We had stuff for all of them--I mean all of them. When I first brought my wife "home for the holidays" she was surprised to find out that my family had a menorah (my family is not Jewish, but Hanukkah is a holiday so we had the proper paraphernalia).

Of all the holidays we celebrated, the best was Halloween. That was my Dad's favorite holiday (it was his mother's favorite, too). Every year our house was transformed in a bizarre wonderland, complete with rubber bats, screeching haunted houses, paper skeletons, and foam pumpkins. Our parents would take us out trick or treating and when we came back my sister and I would have a gift waiting for us, usually in our rooms, left by "Jack the Pumpkinhead."

There have been two periods in my life. One period where I was embarrassed by this because I didn't know anyone else that got a little present on Halloween from "Jack," and another period where I thought "Well Linus [from PEANUTS] seems clued in on this so it must be more common."

I think that my Dad probably got this strange tradition from Charles Schulz when he saw IT'S THE GREAT PUMPKIN CHARLIE BROWN when it aired originally in 1966 (when he was six). I saw this cartoon a few nights ago, and I must say...it's quite subversive. I'm not sure if my father (and many others) picked up on Schulz's rather ironic Christmasification of Halloween, but growing up my household believed in Jack the Pumpkinhead.

Like most things, my father took what existed and sort of mixed it with something else entirely.

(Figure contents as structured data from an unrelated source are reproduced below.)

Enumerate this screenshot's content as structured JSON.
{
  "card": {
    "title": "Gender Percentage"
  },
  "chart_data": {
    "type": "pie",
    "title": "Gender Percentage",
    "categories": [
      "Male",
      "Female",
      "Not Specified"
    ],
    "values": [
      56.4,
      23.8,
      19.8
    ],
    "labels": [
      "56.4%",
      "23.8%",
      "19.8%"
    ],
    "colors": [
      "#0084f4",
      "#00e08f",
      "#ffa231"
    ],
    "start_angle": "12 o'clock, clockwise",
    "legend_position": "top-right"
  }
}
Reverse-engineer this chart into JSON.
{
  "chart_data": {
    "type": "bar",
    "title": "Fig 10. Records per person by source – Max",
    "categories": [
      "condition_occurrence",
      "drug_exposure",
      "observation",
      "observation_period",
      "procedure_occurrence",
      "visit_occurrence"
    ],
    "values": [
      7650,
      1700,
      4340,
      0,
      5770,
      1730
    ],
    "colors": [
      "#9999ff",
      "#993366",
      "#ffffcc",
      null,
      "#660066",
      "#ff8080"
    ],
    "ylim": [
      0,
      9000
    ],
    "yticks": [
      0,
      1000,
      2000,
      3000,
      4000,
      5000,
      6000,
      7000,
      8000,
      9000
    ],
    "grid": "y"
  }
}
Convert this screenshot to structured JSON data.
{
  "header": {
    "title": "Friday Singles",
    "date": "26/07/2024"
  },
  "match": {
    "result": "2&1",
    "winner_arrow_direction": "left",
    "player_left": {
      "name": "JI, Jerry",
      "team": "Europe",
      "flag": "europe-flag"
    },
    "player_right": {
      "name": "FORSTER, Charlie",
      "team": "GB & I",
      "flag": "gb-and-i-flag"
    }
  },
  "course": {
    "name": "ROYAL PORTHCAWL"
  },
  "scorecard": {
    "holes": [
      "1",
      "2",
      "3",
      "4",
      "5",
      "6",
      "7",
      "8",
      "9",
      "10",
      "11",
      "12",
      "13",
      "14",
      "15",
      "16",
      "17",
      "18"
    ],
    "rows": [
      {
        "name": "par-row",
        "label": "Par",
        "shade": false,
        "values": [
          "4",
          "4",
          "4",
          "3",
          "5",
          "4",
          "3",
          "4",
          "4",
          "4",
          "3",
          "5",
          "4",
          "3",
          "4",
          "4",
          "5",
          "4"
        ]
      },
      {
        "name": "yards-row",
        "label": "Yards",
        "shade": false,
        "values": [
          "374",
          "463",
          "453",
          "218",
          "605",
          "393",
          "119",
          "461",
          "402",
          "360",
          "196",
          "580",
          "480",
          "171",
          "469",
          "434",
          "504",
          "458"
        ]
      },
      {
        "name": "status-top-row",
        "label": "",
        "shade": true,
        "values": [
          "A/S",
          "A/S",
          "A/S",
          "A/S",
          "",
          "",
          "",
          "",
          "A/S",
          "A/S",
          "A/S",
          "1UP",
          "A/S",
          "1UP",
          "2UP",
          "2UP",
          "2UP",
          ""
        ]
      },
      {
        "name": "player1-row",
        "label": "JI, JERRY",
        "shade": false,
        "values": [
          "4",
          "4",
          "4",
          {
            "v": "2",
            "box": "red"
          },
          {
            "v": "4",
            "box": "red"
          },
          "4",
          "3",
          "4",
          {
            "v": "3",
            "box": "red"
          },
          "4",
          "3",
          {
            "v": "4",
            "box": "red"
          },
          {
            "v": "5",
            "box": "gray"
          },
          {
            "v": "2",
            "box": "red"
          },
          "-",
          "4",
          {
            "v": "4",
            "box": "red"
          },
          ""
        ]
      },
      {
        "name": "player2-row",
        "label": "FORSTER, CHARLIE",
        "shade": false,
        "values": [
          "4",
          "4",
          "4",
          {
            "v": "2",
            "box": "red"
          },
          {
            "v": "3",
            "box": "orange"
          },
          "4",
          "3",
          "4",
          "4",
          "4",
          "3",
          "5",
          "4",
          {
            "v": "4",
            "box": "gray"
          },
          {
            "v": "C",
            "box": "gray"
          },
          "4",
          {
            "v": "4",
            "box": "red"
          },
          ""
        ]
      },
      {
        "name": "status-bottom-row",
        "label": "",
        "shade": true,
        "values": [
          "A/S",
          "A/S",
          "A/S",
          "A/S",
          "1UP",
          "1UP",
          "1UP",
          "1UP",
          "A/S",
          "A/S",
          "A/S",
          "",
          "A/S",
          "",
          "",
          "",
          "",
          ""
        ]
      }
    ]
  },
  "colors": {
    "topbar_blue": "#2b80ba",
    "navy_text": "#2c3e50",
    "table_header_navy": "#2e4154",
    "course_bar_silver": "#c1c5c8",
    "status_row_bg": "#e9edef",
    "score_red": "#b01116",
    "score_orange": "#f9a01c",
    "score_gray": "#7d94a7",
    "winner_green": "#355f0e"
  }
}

You see, Schulz's characters talk about "The Great Pumpkin," whereas my father insisted that our family was visited by "Jack the Pumpkinhead." Who the heck is that? Jack the Pumpkinhead is a character created by L. Frank Baum in his 1904 novel THE MARVELOUS LAND OF OZ (yes, THAT Oz...you know, the one where Dorothy goes with Toto). I have it on good authority that my Dad was probably exposed to this book as a child (because growing up we had a beat-up copy of this book amongst our books that probably belonged to him...or my mother).


Thus, "The Great Pumpkin" was "Jack the Pumpkinhead" in our house.

I can recall getting several presents over the years, but only one honest-to-God "Jack" encounter:

My parents brought us home from Trick of Treating, and my sister and I started to take our costumes off. Suddenly, from the kitchen we heard a commotion. Running, with our pants down at our ankles, my sister and I got to the kitchen just in time to see my father dash madly out the back door. Yelling, he ran all the way to our back fence--hot in pursuit of something.

Horrified and excited, we waited for him to slowly make his way back into the house. He appeared worn-out and disappointed.

"Oh man," my dad told us. "You missed it! I almost caught Jack the Pumpkinhead!"
What? You did?

"Yeah, I caught him in the kitchen and ran after him--but he got over the fence before I could catch him."

Really?

"I almost got him," he said. "I was this close to catching him...but he got away. I could hear him laughing at me..."

Parents (and future parents) take note: this stupid, obvious bit of theater was 100% believed by both myself and my sister Amber. That's the power parents adults have over children (wield it justly). My Dad is not Daniel Day-Lewis, and yet I was (and still am) in awe of his performance. For the longest time I not only believed in Jack the Pumpkinhead, but I was convinced that my father had nearly caught him!

My wife (for obvious reasons) grew-up in a Santa-free household, and would no doubt be horrified by this story. Her family has this "thing about lying to children," but you know what? All adults lie to children, in some for or another. And beyond entertaining us, the lie did nothing to Amber or me. I don't still believe in this Halloween-Santa. I'm not devastated when he doesn't show up, now that my Dad isn't putting trinkets on my pillowcase.

It was just something fun and sort of magical from my childhood.

Of course, as an adult I see the real magic at play--the swirling of pop culture inside the mind of a goofy, 20-something-year-old father...how he waited for us to lower our guards, then go running across the lawn. Whenever I wonder where it is I get this strange capacity to create things (be it a Grape-Flavored Tear Drop poem or cartoon sheep), I always remember Jack and my Dad.